Miss Smith's hair was so matted that it was not possible to get fingers through it. We began by applying a hair masque and leaving this on for an hour. The aim was to help soften the matted mass of hair and to enable us to detangle it. We then used Afro combs to detangle the hair. These are normally available with plastic, wooden or metal teeth. In my experience, plastic-toothed combs can break in very tangled hair and metal combs can rip out the hair. Hence, we used bamboo combs, and my colleague and I, each worked on one side of Miss Smith's hair to detangle it. It took us 2.5 hours to detangle her hair to almost shoulder length but there was a further 12.5 cm of hair to detangle. Miss Smith was getting very tired. We suggested cutting the remaining hair and she agreed. However, since her hair was too matted, it was not possible to cut it. Finally, we resorted to clippers, which got the job done.
We could now see Miss Smith's scalp and it was covered in plaque and crusts. It didn't appear infected and clinically appeared to be seborrhoeic dermatitis.
Bholah (2022) defines seborrhoeic dermatitis as:
‘…a common, chronic, or relapsing form of eczema that mainly affects the sebaceous gland-rich regions of the scalp, face and trunk.’
It is thought that seborrhoeic dermatitis is triggered by an overgrowth of a harmless yeast called malassezia that lives on the skin, or an over-reaction by the skin's immune system to this yeast. Treatment includes using medicated shampoo that contains ketoconazole, ciclopirox, selenium sulfide, zinc pyrithione, coal tar and salicylic acid. These can be used twice weekly for at least a month and if necessary, indefinitely (BAD, 2018). Two medicated shampoos are commonly used Neurogena T/Gel and Polytar (Neutrogena, 2022: Polytar, 2022). These contain coal tar and other ingredients to soften and lift plaques, reduce infection risks and sooth the scalp.
We applied water to Miss Smith's hair, massaged the shampoo into her scalp, covered her hair with a disposable shower cap and left it for 15 minutes. We then shampooed her hair and applied a deep conditioner. Medicated shampoo dries out the hair and we wanted our nit-comb to glide through her hair. Miss Smith's scalp improved with continued treatment.
When Miss Smith's hair had dried naturally, we used a fine-tooth comb to check for lice. We found several and were able to diagnose head lice.
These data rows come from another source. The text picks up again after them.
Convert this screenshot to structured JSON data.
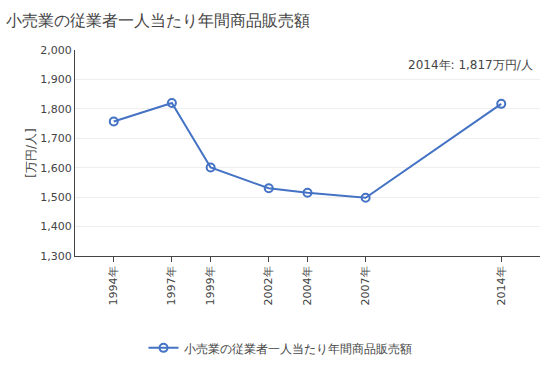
{
  "chart_data": {
    "type": "line",
    "title": "小売業の従業者一人当たり年間商品販売額",
    "y_label": "[万円/人]",
    "annotation": "2014年: 1,817万円/人",
    "x": [
      1994,
      1997,
      1999,
      2002,
      2004,
      2007,
      2014
    ],
    "series": [
      {
        "name": "小売業の従業者一人当たり年間商品販売額",
        "color": "#4472C4",
        "values": [
          1757,
          1820,
          1601,
          1530,
          1515,
          1498,
          1817
        ],
        "marker": "circle-open",
        "line_style": "solid"
      }
    ],
    "xlim": [
      1992,
      2016
    ],
    "xticks": [
      {
        "value": 1994,
        "label": "1994年"
      },
      {
        "value": 1997,
        "label": "1997年"
      },
      {
        "value": 1999,
        "label": "1999年"
      },
      {
        "value": 2002,
        "label": "2002年"
      },
      {
        "value": 2004,
        "label": "2004年"
      },
      {
        "value": 2007,
        "label": "2007年"
      },
      {
        "value": 2014,
        "label": "2014年"
      }
    ],
    "ylim": [
      1300,
      2000
    ],
    "yticks": [
      {
        "value": 1300,
        "label": "1,300"
      },
      {
        "value": 1400,
        "label": "1,400"
      },
      {
        "value": 1500,
        "label": "1,500"
      },
      {
        "value": 1600,
        "label": "1,600"
      },
      {
        "value": 1700,
        "label": "1,700"
      },
      {
        "value": 1800,
        "label": "1,800"
      },
      {
        "value": 1900,
        "label": "1,900"
      },
      {
        "value": 2000,
        "label": "2,000"
      }
    ],
    "grid": true,
    "legend": "bottom"
  }
}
Miss Smith had Dimeticone 4% lotion applied on her scalp that evening and then again a week later. Miss Smith was successfully treated for head lice. Prior to discharge, staff arranged for her to have support from the alcohol and social services, who helped her find accommodation.
Conclusion
Miss Smith was embarrassed to have head lice and to have matted, neglected hair. It was important to treat her with sensitivity and compassion. She responded positively to this form of treatment. Treating her hair, assisting her with bathing and providing her with clean clothes had a major impact on her mood and helped her get on the path to recovery.
Key points
- People who are homeless are at increased risk of infections due to health conditions and difficulty maintaining hygiene.
- It is essential to identify live headlice before beginning treatment
- When head lice lotions are applied the person must avoid naked flames and sources of ignition as the lotions are flammable
CPD reflective questions
- What clinical features might make you suspect that a person had head lice?
- How would you diagnose a head lice infection?
- What treatments are indicated in a person with eczema and why?